To understand better how CephFS maps a POSIX-compatible filesystem over the top of an object store, we can look more closely at how Ceph maps file inodes to objects.

First, let's look at a file called test, which is stored on a CephFS filesystem mounted under /mnt/tmp. The following command uses the familiar Unix ls command, but with some extra parameters to show more details, including the file inode number:

ls -lhi /mnt/tmp/test

The following screenshot is the output of the preceding command:

The output shows that the file is 1 G in size and that the inode number is the long number at the far left.

Next, by listing the objects stored in the CephFS data pool and greping for that number, we can find the object responsible for holding the filesystem details for that file. Before we can proceed; however, we need to convert the inode number that is stored in decimal into hex, as that is how CephFS stores the inode numbers as object names:

printf "%x\n" 1099511784612

The following screenshot is the output of the preceding command:

Now we can find the object in the pool; note that this may take a long time on a CephFS pool with lots of data, as it will be listing every object in the background:

rados -p cephfs_data ls | grep 100000264a4 | wc -l

Note that 256 objects were found. By default, CephFS breaks larger files up into 4 MB objects, 256 of which would equal the size of the 1 G file.

The actual objects store the exact same data as the files viewable in the CephFS filesystem. If a text file is saved on a CephFS filesystem, its contents could be read by matching the underlying object to the inode number and using the rados command to download the object.

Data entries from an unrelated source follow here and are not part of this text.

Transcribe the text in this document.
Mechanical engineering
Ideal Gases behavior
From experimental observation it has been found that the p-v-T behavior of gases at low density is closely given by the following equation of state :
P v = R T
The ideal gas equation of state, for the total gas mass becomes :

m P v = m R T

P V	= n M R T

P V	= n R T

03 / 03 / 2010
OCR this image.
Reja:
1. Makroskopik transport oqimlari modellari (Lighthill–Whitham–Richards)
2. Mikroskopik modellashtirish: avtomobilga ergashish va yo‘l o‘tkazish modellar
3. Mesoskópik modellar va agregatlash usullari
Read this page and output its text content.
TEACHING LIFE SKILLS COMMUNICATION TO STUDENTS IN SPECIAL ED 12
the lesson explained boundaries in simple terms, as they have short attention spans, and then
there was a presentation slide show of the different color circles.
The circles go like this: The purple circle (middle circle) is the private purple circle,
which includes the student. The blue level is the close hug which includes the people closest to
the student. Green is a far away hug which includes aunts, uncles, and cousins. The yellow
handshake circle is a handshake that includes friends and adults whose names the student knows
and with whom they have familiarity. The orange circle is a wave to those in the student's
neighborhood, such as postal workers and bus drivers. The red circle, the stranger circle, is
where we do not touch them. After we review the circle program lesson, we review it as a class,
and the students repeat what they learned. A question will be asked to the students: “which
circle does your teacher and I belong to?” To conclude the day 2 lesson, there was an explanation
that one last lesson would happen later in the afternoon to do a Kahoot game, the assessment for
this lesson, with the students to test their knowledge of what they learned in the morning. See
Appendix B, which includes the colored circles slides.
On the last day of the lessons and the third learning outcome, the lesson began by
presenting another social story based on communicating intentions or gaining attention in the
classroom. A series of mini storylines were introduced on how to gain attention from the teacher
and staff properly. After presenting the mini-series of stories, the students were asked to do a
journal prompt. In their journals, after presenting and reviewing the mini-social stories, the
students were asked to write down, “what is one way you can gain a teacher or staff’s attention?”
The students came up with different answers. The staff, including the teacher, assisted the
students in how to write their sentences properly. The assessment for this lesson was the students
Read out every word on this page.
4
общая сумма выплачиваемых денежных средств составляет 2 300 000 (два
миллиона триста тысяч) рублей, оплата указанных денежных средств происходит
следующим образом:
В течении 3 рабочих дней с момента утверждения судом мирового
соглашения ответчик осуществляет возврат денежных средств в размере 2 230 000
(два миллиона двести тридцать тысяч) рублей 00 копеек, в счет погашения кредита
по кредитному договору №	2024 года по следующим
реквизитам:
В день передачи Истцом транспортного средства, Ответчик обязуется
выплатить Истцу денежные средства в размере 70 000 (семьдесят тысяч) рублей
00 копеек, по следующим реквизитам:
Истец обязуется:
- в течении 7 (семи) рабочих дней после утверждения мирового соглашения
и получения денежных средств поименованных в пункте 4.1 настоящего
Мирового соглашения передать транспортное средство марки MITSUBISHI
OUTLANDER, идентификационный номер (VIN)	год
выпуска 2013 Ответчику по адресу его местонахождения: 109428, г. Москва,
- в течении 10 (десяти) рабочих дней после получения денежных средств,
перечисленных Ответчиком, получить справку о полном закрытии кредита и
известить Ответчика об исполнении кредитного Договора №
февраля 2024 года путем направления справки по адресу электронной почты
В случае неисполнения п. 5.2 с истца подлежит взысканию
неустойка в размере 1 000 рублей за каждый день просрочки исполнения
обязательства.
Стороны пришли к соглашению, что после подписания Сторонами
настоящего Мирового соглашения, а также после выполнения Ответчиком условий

The cephfs_metadata pool stores all the metadata for the files stored on the CephFS filesystem; this includes values such as modified time, permissions, file names, and file locations in the directory tree. Without this metadata, the data objects stored in the data pool are literally just randomly-named objects; the data still exists but is fairly meaningless to human operators. The loss of CephFS metadata therefore does not lead to actual data loss, but still makes it more-or-less unreadable. Therefore, care should be taken to protect metadata pools just like any other RADOS pool in your Ceph cluster. There are some advanced recovery steps that may assist in metadata loss, which are covered in Chapter 12, Disaster Recovery.